Uniqueness is enforced per (user_id, item_id, session_start_timestamp) and each row links back to library_items via item_id.

`watch_hist_user_item_stats`

Derived statistics summarising a user’s relationship with a specific item. Generated columns (e.g., total_minutes_watched, days_between_first_last) and counters (completed_sessions, rewatch_count, adherence_score) are recalculated every time _INIT_POPULATE_watch_hist_user_item_stats() runs. The table is keyed by user_id + item_id and also links to library_items for runtime-aware metrics.

Watch history processing pipeline

Run the following steps—typically in this order—to refresh watch history:

Library ingest (ingest_all_library_items): Populate library_items, item_genres, item_tags, and item_provider_ids. Provide EmbyConnector.iter_all_items() and optionally EmbyConnector.get_item_metadata() so the connector can fetch series-level genres for episodes.
Raw event sync (_INIT_POPULATE_watch_hist_raw_events): Downloads the full playback history via EmbyConnector.get_all_watch_hist(), normalises timestamps, and bulk-loads the watch_hist_raw_events table.
Session aggregation (_INIT_POPULATE_watch_hist_agg_sessions): Groups raw events into sessions. Tunable parameters include session_segment_minutes, completion thresholds, and minimum seconds for the sampled outcome.
User-item statistics (_INIT_POPULATE_watch_hist_user_item_stats): Summarises aggregate engagement for each (user, item) pair, calculating adherence scores and outcome counts.
Runtime-aware completion update (update_completion_ratios): Rewrites completion_ratio for sessions when actual runtime data is available in library_items.
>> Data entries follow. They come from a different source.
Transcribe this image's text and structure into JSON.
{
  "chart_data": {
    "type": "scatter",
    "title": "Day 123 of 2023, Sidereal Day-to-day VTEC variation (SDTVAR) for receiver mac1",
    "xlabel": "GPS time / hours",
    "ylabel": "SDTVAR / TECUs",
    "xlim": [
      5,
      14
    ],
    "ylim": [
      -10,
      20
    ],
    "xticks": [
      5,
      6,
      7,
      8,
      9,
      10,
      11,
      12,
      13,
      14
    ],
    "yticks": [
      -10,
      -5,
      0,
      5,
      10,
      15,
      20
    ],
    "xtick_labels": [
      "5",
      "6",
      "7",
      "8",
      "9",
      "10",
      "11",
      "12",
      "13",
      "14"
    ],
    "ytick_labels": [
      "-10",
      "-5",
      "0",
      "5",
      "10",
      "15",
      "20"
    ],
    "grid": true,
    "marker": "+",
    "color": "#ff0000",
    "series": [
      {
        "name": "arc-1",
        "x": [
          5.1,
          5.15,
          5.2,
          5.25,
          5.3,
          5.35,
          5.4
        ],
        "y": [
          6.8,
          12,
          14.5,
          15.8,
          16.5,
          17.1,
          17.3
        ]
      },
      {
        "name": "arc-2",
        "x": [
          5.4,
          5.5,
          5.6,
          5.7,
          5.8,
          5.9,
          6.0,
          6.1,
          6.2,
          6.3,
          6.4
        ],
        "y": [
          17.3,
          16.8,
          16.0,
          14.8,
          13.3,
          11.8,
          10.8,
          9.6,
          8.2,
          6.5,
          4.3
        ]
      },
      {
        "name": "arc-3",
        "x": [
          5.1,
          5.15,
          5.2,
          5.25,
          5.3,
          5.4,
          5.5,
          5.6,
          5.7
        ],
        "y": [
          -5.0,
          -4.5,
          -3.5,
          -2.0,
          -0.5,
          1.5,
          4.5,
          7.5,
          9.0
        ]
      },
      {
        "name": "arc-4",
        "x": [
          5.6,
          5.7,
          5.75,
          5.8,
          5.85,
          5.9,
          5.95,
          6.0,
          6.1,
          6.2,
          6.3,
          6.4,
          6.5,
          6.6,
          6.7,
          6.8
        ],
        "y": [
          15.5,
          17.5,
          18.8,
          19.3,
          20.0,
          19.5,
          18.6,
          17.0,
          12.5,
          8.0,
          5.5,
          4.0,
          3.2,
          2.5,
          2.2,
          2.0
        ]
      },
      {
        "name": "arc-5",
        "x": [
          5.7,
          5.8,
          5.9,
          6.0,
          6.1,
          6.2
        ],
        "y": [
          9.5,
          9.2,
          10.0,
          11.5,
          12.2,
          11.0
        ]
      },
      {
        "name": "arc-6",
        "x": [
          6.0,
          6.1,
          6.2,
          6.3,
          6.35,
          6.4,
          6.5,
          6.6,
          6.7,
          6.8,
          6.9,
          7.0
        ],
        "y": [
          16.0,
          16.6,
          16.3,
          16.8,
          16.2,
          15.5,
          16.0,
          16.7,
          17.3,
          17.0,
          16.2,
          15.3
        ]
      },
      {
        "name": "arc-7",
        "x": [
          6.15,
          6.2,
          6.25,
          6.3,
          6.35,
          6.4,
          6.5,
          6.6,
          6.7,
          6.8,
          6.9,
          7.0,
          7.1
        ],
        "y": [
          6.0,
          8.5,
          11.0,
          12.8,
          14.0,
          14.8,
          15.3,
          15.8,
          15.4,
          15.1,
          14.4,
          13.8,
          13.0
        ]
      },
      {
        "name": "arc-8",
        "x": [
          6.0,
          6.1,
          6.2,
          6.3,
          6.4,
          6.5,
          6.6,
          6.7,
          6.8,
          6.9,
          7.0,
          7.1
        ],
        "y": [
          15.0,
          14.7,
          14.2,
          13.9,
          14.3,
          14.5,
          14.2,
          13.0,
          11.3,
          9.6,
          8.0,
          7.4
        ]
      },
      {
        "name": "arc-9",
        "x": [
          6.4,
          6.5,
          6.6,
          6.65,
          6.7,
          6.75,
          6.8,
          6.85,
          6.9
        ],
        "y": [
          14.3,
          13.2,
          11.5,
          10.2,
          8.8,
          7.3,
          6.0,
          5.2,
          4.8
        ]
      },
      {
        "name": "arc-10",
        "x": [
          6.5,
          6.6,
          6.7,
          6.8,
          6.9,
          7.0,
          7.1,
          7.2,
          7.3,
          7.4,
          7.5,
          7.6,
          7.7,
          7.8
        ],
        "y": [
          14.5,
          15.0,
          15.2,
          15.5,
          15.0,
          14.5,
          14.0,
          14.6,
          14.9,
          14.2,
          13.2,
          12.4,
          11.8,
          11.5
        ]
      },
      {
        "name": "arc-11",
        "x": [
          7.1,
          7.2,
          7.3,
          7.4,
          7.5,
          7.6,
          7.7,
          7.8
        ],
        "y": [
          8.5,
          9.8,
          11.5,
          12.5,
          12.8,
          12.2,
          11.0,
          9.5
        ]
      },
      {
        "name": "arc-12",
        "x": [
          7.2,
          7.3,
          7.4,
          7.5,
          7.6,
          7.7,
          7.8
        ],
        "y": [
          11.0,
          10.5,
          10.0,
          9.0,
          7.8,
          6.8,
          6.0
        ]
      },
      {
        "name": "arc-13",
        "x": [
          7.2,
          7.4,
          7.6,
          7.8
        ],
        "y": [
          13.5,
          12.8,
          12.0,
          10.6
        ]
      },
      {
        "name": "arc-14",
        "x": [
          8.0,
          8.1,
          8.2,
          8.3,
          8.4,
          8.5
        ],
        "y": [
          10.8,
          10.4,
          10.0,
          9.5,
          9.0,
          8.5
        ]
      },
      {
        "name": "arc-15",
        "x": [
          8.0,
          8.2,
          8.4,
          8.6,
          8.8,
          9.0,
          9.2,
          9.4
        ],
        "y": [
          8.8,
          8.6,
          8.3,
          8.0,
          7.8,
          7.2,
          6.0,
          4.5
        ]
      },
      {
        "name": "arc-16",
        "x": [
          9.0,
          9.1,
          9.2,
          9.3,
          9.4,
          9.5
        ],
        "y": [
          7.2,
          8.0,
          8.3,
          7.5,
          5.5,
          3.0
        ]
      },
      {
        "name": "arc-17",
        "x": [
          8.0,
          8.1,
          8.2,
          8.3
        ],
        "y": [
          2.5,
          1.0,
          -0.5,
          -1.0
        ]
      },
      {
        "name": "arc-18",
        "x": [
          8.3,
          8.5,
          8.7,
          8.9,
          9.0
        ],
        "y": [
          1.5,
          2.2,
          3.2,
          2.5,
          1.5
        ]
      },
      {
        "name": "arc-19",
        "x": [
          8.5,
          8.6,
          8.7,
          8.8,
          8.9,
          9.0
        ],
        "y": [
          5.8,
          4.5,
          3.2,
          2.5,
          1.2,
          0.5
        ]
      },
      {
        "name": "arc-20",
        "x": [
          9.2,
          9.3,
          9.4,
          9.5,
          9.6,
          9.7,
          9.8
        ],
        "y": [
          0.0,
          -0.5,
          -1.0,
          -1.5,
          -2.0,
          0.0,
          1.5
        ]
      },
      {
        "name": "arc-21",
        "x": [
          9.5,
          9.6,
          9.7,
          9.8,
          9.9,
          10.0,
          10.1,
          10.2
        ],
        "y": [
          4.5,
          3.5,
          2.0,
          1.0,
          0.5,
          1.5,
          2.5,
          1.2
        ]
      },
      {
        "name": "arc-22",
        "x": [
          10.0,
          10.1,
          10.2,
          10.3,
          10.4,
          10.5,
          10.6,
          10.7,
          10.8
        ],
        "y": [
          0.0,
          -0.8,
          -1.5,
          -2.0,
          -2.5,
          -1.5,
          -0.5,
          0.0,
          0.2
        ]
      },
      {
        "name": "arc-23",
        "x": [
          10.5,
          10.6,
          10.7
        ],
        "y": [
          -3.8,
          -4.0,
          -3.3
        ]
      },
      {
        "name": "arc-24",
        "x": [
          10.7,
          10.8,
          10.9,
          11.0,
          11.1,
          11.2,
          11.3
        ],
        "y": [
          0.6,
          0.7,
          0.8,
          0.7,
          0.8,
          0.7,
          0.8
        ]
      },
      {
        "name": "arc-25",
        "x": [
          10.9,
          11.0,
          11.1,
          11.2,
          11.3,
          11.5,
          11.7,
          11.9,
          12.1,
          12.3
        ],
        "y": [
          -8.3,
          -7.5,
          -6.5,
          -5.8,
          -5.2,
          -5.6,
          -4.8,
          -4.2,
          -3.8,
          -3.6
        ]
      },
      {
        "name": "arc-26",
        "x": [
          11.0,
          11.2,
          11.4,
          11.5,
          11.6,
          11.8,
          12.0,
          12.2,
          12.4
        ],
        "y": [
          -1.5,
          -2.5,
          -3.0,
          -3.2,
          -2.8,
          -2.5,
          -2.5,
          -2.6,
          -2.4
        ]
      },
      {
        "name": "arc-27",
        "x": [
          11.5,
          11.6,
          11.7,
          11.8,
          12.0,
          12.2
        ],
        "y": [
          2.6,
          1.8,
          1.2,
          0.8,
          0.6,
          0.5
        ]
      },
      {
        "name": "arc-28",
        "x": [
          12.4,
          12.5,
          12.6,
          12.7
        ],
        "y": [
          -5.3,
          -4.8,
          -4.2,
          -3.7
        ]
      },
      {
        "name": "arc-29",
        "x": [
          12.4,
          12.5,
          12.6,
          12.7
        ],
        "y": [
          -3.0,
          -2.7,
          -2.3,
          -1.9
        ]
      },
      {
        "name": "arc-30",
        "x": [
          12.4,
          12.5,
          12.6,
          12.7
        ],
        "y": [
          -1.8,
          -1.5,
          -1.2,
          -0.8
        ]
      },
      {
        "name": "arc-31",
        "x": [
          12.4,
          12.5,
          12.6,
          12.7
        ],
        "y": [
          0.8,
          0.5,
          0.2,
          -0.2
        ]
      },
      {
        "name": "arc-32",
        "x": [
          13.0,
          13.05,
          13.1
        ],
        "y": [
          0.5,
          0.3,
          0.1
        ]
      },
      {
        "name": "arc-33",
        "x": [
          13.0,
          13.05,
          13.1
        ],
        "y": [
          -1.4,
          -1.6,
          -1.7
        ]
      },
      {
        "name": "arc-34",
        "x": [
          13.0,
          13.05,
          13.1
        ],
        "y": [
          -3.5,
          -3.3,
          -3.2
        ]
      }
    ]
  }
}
Running the steps nightly (or after large library changes) keeps the downstream analytics model aligned with the latest viewing behaviour.

Index summary

Besides the library indexes mentioned earlier, the connector maintains:

idx_watch_hist_raw_user_time on watch_hist_raw_events(user_id, date, time DESC)
idx_watch_hist_agg_sessions on watch_hist_agg_sessions(user_id, session_end_timestamp DESC)
idx_watch_hist_agg_item on watch_hist_agg_sessions(item_id)
idx_watch_hist_user_item_stats on watch_hist_user_item_stats(user_id, adherence_score DESC)
idx_genres_item on item_genres(item_id)
idx_tags_item on item_tags(item_id)
idx_provider_provider on item_provider_ids(provider)

These indexes are recreated automatically with CREATE INDEX IF NOT EXISTS, so repeated pipeline runs are safe.